How much camera gear do you really need?
I have worked with a few photographers at a newspaper over the years. One thing that was almost universal with them was their love of gear. Really, they did love their gear.
Some more than others. A couple had to have every new lens or body that came Canon or Nikon came out with. It was an obsession.
Here’s the funny thing. The people with the most gear in my eyes weren’t the best photographers.
The best photographers used the fewest lenses. It seemed that they knew their equipment better than most. One lens. One job.
It’s not just in the newspaper business that photographers become more gear collectors than picture takers. Visit any popular photography forum and you will see members proudly listing every last bit of equipment they own down to their filters. What’s with that?
I learned a long, long time ago the discipline that it takes to use one lens.
At one time I shot landscapes with a wooden 4×5 field camera and could only afford one lens. It was a 180mm Schneider Symmar S. I am surprised that I can remember that. Anyway I didn’t have the money for any other gear and so EVERYTHING that I took with that camera was taken with that one lens. 180mm on a 4×5 camera is roughly the equivalent of a 60mm lens on full frame 35mm camera to give some perspective.
Using that one lens I was forced to see things through that lens and as restricting as it might seem it was liberating. I learned the hard way that every focal length lens has advantages and drawbacks.

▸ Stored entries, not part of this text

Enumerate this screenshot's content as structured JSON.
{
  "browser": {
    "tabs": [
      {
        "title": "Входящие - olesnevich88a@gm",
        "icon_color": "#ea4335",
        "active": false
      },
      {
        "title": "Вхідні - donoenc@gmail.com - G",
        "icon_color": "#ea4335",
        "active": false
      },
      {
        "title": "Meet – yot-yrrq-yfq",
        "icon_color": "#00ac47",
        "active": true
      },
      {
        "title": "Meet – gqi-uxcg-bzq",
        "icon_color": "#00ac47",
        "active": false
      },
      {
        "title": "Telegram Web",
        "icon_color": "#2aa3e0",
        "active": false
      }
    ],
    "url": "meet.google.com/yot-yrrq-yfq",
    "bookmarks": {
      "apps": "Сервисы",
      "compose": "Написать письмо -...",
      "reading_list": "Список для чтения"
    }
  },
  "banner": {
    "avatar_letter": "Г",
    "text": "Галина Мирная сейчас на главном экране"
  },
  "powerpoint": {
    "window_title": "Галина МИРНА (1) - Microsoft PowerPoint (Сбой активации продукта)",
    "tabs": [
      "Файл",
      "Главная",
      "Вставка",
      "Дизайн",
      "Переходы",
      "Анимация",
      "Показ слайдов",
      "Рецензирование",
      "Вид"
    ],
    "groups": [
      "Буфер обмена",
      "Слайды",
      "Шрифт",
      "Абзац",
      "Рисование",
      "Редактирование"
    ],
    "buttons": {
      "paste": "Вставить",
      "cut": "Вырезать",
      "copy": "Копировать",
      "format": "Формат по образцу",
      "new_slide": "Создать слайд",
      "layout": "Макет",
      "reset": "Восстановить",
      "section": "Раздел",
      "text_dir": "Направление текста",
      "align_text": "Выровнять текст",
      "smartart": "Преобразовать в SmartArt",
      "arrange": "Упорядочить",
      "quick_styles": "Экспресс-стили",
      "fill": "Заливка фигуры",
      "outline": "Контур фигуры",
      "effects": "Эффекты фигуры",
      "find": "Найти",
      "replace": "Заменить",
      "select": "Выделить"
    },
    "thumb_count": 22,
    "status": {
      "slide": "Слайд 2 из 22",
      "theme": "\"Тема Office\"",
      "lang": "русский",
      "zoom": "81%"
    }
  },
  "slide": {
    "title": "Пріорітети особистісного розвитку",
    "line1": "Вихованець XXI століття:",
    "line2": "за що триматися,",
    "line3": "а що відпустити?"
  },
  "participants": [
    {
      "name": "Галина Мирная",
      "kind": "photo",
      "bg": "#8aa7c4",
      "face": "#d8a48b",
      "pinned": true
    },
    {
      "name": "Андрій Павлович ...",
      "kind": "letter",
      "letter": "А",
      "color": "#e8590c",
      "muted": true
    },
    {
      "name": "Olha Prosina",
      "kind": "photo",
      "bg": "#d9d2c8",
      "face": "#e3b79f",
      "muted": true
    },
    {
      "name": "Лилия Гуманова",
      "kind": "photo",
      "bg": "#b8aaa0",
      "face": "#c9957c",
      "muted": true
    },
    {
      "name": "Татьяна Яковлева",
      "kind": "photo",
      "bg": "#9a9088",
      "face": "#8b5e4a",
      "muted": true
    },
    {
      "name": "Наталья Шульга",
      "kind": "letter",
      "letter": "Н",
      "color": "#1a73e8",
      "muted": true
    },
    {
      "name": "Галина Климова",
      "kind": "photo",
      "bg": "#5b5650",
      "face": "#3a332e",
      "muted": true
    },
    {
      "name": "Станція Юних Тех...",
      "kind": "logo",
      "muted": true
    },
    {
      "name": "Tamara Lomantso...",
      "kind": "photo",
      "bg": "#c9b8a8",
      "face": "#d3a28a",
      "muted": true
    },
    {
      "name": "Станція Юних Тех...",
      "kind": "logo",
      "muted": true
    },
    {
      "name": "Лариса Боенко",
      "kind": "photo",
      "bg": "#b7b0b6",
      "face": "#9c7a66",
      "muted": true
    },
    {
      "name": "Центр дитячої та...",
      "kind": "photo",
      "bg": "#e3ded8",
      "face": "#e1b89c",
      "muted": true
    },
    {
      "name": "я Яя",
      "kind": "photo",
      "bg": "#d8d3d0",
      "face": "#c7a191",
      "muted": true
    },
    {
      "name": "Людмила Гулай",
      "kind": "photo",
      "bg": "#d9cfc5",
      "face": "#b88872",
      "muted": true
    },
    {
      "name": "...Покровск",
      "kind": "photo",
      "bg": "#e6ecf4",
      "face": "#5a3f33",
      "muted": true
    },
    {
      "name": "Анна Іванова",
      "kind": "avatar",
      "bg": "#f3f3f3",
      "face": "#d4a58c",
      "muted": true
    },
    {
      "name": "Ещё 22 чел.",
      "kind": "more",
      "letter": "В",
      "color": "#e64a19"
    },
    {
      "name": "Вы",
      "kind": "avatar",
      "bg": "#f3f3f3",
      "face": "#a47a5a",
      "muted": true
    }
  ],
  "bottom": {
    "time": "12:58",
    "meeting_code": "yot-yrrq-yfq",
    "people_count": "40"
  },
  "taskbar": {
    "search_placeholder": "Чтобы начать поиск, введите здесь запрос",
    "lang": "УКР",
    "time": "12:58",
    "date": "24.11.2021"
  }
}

Nowadays when I am doing my infrared I use one or two lenses. Both are very wide lenses because I prefer that look. One is a 14mm fisheye that gives a depth and perspective like no other lens I own. I like the near/far relationship that it captures. The other lens that I use isn’t too far away from the fisheye. It is a 14-24 wide angle zoon. Again, it is the near/far and depth of field that I like. When I am using either of these two lenses I LOOK at things diffently than I would if I were to say do long exposures. With long exposures I use a longer zoom, a 24-120mm zoom and usually at the longer end of the focal length.
My camera bag long ago got lighter as I got smarter and you know what? My wallet got heavier. My photos got better.